Health insurance costs up sharply this year

The cost of health insurance in the U.S. jumped this year, with average annual premiums for a family plan surging 9 percent, to more than $15,000, a new study has found.

That increase compares with a 3 percent rise last year, according to the survey released Tuesday by the Kaiser Family Foundation and the Health Research & Educational Trust.

Premiums for single coverage increased 8 percent, to $5,429.

The unexpectedly high increases come at a bad time for many workers, already buffeted by a stagnant economy and scant wage increases.

“This year’s 9 percent increase in premiums is especially painful for workers and employers struggling through a weak recovery,” said Kaiser President and CEO Drew Altman.

“The open question is whether that’s a one-time spike or the start of a period of higher increases,” Altman said in a New York Times article.

Premiums this year increased significantly faster than workers’ wages (2.1 percent) and general inflation (3.2 percent), the study said. Since 2001, family premiums have jumped 113 percent, compared with 34 percent for workers’ wages and 27 percent for inflation.

Employers continue to pay the largest share of health insurance, as workers paid an average of $921 toward the premium for single coverage and $4,129 for family plans, the survey found.

Although many benefit analysts say the federal health reform law’s requirements played only a small part in the premium increases, the results could provide political fodder for both supporters and opponents of the law, Kaiser Health News reported.

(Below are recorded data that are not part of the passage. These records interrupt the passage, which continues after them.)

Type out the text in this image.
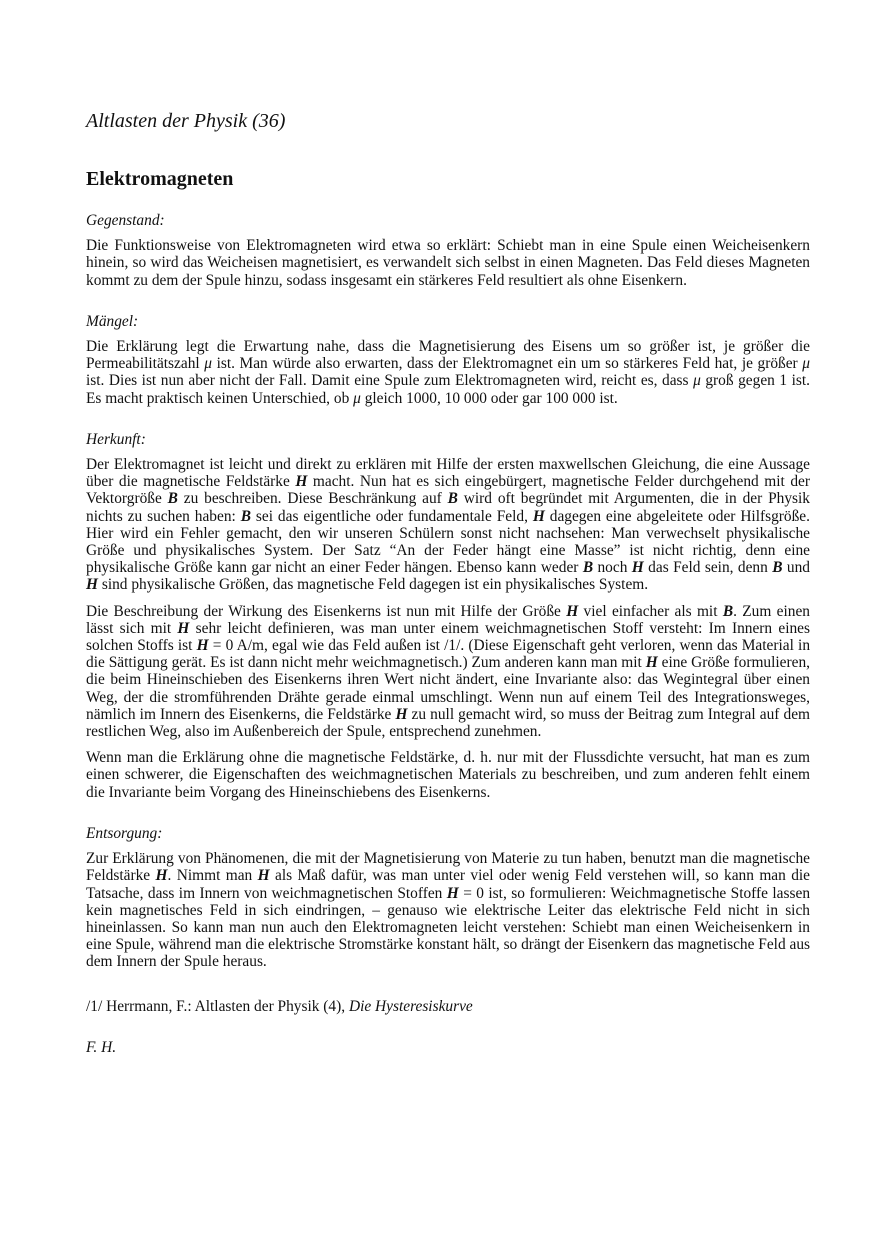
Altlasten der Physik (36)
Elektromagneten

Gegenstand:

Die Funktionsweise von Elektromagneten wird etwa so erklärt: Schiebt man in eine Spule einen Weicheisenkern hinein, so wird das Weicheisen magnetisiert, es verwandelt sich selbst in einen Magneten. Das Feld dieses Magneten kommt zu dem der Spule hinzu, sodass insgesamt ein stärkeres Feld resultiert als ohne Eisenkern.

Mängel:

Die Erklärung legt die Erwartung nahe, dass die Magnetisierung des Eisens um so größer ist, je größer die Permeabilitätszahl μ ist. Man würde also erwarten, dass der Elektromagnet ein um so stärkeres Feld hat, je größer μ ist. Dies ist nun aber nicht der Fall. Damit eine Spule zum Elektromagneten wird, reicht es, dass μ groß gegen 1 ist. Es macht praktisch keinen Unterschied, ob μ gleich 1000, 10 000 oder gar 100 000 ist.

Herkunft:

Der Elektromagnet ist leicht und direkt zu erklären mit Hilfe der ersten maxwellschen Gleichung, die eine Aussage über die magnetische Feldstärke H macht. Nun hat es sich eingebürgert, magnetische Felder durchgehend mit der Vektorgröße B zu beschreiben. Diese Beschränkung auf B wird oft begründet mit Argumenten, die in der Physik nichts zu suchen haben: B sei das eigentliche oder fundamentale Feld, H dagegen eine abgeleitete oder Hilfsgröße. Hier wird ein Fehler gemacht, den wir unseren Schülern sonst nicht nachsehen: Man verwechselt physikalische Größe und physikalisches System. Der Satz “An der Feder hängt eine Masse” ist nicht richtig, denn eine physikalische Größe kann gar nicht an einer Feder hängen. Ebenso kann weder B noch H das Feld sein, denn B und H sind physikalische Größen, das magnetische Feld dagegen ist ein physikalisches System.

Die Beschreibung der Wirkung des Eisenkerns ist nun mit Hilfe der Größe H viel einfacher als mit B. Zum einen lässt sich mit H sehr leicht definieren, was man unter einem weichmagnetischen Stoff versteht: Im Innern eines solchen Stoffs ist H = 0 A/m, egal wie das Feld außen ist /1/. (Diese Eigenschaft geht verloren, wenn das Material in die Sättigung gerät. Es ist dann nicht mehr weichmagnetisch.) Zum anderen kann man mit H eine Größe formulieren, die beim Hineinschieben des Eisenkerns ihren Wert nicht ändert, eine Invariante also: das Wegintegral über einen Weg, der die stromführenden Drähte gerade einmal umschlingt. Wenn nun auf einem Teil des Integrationsweges, nämlich im Innern des Eisenkerns, die Feldstärke H zu null gemacht wird, so muss der Beitrag zum Integral auf dem restlichen Weg, also im Außenbereich der Spule, entsprechend zunehmen.

Wenn man die Erklärung ohne die magnetische Feldstärke, d. h. nur mit der Flussdichte versucht, hat man es zum einen schwerer, die Eigenschaften des weichmagnetischen Materials zu beschreiben, und zum anderen fehlt einem die Invariante beim Vorgang des Hineinschiebens des Eisenkerns.

Entsorgung:

Zur Erklärung von Phänomenen, die mit der Magnetisierung von Materie zu tun haben, benutzt man die magnetische Feldstärke H. Nimmt man H als Maß dafür, was man unter viel oder wenig Feld verstehen will, so kann man die Tatsache, dass im Innern von weichmagnetischen Stoffen H = 0 ist, so formulieren: Weichmagnetische Stoffe lassen kein magnetisches Feld in sich eindringen, – genauso wie elektrische Leiter das elektrische Feld nicht in sich hineinlassen. So kann man nun auch den Elektromagneten leicht verstehen: Schiebt man einen Weicheisenkern in eine Spule, während man die elektrische Stromstärke konstant hält, so drängt der Eisenkern das magnetische Feld aus dem Innern der Spule heraus.

/1/ Herrmann, F.: Altlasten der Physik (4), Die Hysteresiskurve

F. H.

Many factors drive premium growth, the main one being actual spending on medical care, KHN pointed out. That would include jumps in prices charged by hospitals and doctors and growing use of expensive new drugs and medical technologies.

Businesses may have reacted to these cost increases by freezing retirement account contributions or giving a flat wage or smaller pay increase to their workers, said Helen Darling, CEO of the National Business Group on Health, which represents large employers, in an Associated Press/USA Today article.

Employees “basically are giving their pay raise to the health system,” said Darling, who was not involved with the Kaiser study. “It’s really bad news.”

The 13th annual Kaiser/HRET survey was conducted from January to May and was drawn from the responses of more than 2,000 large and small businesses.

It estimated that employers added 2.3 million young adults to family health insurance policies, a result of the health reform law’s provision that allows children up to age 26 to join their parents’ plan.

There may be better news on health insurance costs next year. Benefit consulting company Mercer said recently that an employer survey it did shows the 2012 costs will rise by 5.4 percent, the smallest amount since 1997, the AP story reported.